3.3 Under the overall framework of energy efficient conversion and utilization, energy flow network and optimization in iron and steel enterprises, the new measures of energy saving and consumption reduction in converter steelmaking plant are studied.

There are mainly the new technologies mentioned above, such as the conversion and utilization of residual temperature ≤ 100℃, the recovery and utilization of furnace temperature waste heat, and the heat dissipation and utilization during the transportation of high-temperature billets.

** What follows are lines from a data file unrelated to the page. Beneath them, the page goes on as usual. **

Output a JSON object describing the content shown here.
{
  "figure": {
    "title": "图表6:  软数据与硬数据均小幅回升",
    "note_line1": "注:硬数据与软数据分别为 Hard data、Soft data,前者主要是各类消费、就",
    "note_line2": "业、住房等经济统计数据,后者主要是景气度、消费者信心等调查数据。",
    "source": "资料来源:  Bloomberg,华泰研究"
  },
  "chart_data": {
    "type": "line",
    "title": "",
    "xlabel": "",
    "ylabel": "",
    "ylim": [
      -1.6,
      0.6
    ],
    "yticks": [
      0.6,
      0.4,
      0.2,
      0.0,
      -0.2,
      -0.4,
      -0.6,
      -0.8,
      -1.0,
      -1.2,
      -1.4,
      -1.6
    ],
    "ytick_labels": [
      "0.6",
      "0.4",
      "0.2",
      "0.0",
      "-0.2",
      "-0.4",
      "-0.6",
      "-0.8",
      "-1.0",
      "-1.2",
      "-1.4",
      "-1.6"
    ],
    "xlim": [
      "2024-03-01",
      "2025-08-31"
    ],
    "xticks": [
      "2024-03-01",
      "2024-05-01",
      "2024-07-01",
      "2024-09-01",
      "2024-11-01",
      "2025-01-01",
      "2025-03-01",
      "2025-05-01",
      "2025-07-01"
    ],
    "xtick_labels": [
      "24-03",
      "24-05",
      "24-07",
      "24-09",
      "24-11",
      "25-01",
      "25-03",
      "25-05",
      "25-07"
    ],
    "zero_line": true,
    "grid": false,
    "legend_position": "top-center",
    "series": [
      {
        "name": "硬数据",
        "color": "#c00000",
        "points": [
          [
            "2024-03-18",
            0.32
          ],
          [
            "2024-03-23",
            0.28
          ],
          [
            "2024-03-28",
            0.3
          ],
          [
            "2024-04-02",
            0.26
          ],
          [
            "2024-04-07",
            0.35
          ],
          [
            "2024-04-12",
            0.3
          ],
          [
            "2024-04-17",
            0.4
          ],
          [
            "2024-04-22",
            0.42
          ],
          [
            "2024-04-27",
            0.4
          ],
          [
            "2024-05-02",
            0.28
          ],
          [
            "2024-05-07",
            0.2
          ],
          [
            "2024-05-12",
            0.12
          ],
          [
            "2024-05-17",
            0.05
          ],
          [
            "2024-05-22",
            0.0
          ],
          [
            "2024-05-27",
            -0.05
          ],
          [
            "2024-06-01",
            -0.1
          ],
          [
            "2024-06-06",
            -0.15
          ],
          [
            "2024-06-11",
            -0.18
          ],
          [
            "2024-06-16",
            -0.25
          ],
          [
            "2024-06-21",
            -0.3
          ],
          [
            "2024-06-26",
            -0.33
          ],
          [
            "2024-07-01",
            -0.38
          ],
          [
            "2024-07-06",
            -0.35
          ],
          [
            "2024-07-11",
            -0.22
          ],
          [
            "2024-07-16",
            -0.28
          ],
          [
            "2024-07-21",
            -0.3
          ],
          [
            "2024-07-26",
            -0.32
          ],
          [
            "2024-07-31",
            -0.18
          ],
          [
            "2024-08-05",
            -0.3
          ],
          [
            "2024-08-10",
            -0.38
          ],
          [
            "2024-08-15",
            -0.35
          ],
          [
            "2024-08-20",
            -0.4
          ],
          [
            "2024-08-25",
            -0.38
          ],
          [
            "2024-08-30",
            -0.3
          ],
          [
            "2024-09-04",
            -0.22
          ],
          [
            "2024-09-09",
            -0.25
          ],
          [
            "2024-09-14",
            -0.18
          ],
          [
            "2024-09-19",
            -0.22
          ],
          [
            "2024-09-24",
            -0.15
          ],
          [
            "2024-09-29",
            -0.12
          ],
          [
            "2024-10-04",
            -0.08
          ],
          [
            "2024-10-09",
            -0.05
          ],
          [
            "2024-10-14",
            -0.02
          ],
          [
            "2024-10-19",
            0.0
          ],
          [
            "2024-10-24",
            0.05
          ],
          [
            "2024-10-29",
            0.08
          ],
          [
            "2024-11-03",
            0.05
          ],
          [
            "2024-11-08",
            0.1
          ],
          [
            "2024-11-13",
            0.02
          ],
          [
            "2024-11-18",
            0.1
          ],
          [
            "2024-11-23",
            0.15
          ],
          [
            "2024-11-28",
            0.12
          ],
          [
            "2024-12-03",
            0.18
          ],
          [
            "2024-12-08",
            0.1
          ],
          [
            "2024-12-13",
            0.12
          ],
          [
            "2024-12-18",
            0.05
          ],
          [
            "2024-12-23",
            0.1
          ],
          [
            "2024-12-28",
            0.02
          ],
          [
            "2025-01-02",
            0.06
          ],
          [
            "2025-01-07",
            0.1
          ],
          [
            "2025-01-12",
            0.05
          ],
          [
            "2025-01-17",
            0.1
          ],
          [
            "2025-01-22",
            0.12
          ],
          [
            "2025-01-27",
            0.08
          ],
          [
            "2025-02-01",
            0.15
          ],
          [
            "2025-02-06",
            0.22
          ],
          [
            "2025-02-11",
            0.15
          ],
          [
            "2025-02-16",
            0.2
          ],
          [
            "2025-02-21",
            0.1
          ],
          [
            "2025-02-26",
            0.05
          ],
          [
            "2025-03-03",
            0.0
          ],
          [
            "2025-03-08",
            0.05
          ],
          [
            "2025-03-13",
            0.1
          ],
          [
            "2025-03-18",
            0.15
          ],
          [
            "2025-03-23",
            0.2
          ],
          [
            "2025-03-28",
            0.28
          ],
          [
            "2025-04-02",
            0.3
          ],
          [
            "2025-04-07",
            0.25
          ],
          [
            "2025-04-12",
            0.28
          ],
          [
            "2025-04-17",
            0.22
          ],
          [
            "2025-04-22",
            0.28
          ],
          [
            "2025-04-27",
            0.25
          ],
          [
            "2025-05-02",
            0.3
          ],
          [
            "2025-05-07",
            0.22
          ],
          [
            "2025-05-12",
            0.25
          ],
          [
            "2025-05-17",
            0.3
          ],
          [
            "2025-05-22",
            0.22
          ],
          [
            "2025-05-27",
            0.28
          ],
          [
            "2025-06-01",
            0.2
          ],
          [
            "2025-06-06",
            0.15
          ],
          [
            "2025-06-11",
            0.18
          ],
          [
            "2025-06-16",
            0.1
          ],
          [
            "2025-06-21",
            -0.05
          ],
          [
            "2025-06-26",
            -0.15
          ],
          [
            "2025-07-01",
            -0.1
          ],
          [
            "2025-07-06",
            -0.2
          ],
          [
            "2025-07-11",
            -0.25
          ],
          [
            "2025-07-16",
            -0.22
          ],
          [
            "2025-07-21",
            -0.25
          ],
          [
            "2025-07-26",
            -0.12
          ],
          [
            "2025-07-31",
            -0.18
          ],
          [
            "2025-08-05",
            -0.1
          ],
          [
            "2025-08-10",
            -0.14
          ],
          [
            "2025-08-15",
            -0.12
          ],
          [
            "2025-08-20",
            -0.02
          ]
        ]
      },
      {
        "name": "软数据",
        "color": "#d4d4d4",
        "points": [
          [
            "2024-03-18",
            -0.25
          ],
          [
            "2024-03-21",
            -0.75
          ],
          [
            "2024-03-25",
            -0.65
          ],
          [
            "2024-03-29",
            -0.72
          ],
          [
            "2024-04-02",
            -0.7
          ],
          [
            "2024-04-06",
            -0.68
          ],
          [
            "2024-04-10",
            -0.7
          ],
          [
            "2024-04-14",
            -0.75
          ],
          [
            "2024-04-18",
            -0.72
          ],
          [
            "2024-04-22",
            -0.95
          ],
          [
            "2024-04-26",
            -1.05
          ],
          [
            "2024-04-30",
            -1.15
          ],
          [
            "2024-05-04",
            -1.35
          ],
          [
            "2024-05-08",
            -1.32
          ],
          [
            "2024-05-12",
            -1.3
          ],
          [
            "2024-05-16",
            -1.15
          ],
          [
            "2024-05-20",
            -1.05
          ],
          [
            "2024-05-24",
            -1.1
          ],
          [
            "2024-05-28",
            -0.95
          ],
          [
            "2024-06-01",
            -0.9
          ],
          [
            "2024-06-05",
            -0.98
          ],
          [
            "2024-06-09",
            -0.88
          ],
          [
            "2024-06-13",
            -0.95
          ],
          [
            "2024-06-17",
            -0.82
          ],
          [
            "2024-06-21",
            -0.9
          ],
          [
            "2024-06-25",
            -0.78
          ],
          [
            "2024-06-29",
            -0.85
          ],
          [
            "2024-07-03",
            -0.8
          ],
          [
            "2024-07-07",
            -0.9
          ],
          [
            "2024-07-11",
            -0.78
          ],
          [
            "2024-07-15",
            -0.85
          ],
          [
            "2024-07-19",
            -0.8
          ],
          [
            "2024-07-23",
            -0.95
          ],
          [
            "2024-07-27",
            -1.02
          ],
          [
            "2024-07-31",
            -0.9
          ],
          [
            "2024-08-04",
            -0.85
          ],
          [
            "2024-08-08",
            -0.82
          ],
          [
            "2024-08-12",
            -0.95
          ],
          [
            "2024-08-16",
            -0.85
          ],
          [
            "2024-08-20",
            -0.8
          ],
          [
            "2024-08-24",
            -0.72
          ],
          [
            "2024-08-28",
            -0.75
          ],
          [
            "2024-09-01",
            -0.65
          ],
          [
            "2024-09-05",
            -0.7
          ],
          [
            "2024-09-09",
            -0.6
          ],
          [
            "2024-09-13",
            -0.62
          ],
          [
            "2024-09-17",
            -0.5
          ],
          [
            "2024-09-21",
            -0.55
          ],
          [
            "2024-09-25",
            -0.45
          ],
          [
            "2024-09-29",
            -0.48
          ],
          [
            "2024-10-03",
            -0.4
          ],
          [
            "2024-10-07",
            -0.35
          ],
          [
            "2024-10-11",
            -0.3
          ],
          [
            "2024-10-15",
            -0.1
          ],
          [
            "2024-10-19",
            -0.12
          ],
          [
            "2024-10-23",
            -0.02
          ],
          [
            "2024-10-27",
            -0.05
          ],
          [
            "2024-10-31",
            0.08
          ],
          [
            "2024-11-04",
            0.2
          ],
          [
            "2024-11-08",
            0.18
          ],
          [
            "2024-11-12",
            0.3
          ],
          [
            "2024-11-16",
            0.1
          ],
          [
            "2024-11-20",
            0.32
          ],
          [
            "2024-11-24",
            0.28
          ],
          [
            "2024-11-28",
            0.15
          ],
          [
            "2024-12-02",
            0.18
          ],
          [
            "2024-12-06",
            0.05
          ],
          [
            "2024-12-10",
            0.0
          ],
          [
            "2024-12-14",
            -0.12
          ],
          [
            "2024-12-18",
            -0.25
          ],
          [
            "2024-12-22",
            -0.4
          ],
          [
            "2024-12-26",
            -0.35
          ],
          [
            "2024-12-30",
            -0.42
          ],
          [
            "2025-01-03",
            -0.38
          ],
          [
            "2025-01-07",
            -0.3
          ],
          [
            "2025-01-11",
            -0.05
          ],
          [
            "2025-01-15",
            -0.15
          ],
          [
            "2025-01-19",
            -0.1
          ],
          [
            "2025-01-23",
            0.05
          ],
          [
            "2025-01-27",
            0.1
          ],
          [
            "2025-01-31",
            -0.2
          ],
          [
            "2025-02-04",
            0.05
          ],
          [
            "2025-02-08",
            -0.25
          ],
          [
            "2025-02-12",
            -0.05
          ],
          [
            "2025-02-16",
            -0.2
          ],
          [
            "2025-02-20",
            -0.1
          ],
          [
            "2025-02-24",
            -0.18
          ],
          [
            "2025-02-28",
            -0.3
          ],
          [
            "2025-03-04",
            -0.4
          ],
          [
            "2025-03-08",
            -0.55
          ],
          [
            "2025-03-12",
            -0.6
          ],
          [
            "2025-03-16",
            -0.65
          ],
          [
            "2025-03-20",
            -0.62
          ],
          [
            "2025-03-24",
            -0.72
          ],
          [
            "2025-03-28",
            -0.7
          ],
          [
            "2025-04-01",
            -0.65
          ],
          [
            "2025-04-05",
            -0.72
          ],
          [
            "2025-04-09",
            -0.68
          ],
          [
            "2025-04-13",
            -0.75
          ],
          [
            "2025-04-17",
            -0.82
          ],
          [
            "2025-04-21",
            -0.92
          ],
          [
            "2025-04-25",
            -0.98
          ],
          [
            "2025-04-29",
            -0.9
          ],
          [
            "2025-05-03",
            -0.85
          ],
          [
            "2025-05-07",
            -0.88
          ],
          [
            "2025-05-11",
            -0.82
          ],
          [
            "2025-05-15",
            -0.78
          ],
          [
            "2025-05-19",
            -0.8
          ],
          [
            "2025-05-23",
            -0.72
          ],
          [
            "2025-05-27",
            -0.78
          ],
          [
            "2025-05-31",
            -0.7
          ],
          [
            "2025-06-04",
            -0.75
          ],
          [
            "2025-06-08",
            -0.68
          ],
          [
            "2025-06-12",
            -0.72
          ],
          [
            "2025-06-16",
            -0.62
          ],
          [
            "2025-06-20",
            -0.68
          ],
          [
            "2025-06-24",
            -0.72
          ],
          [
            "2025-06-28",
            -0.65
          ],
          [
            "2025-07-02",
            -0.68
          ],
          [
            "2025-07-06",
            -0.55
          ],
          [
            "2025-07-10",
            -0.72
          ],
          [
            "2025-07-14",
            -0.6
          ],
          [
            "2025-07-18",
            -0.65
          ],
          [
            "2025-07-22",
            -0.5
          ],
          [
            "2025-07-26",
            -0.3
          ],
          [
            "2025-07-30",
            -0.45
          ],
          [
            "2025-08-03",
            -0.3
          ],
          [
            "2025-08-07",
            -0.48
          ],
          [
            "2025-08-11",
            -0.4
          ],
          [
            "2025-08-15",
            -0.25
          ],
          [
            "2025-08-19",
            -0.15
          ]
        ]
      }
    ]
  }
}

The most reasonable composition of energy flow network (mainly the optimization of transmission and connection temperature system, etc.) is studied. ) between converter steelmaking plant and previous processes (ironmaking, steel rolling); On the premise of ensuring quality, accelerating the research and industrialization of compact technology (especially thin strip continuous casting and rolling) with minimum energy and material consumption is a problem that converter steel mills should pay attention to in the future.

As for the feasibility study of the application of new clean energy in converter steel works, it should also be put on the agenda gradually, and whether the focus should be on wind energy and solar energy.

The above ideas to further promote energy saving in converter steel works are only some principled opinions, and the specific technical measures remain to be discussed. Some may have just begun to study, and even the feasibility is still in doubt and error. Please criticize them. Converter steel mills should and may make new contributions to energy saving and emission reduction of iron and steel enterprises.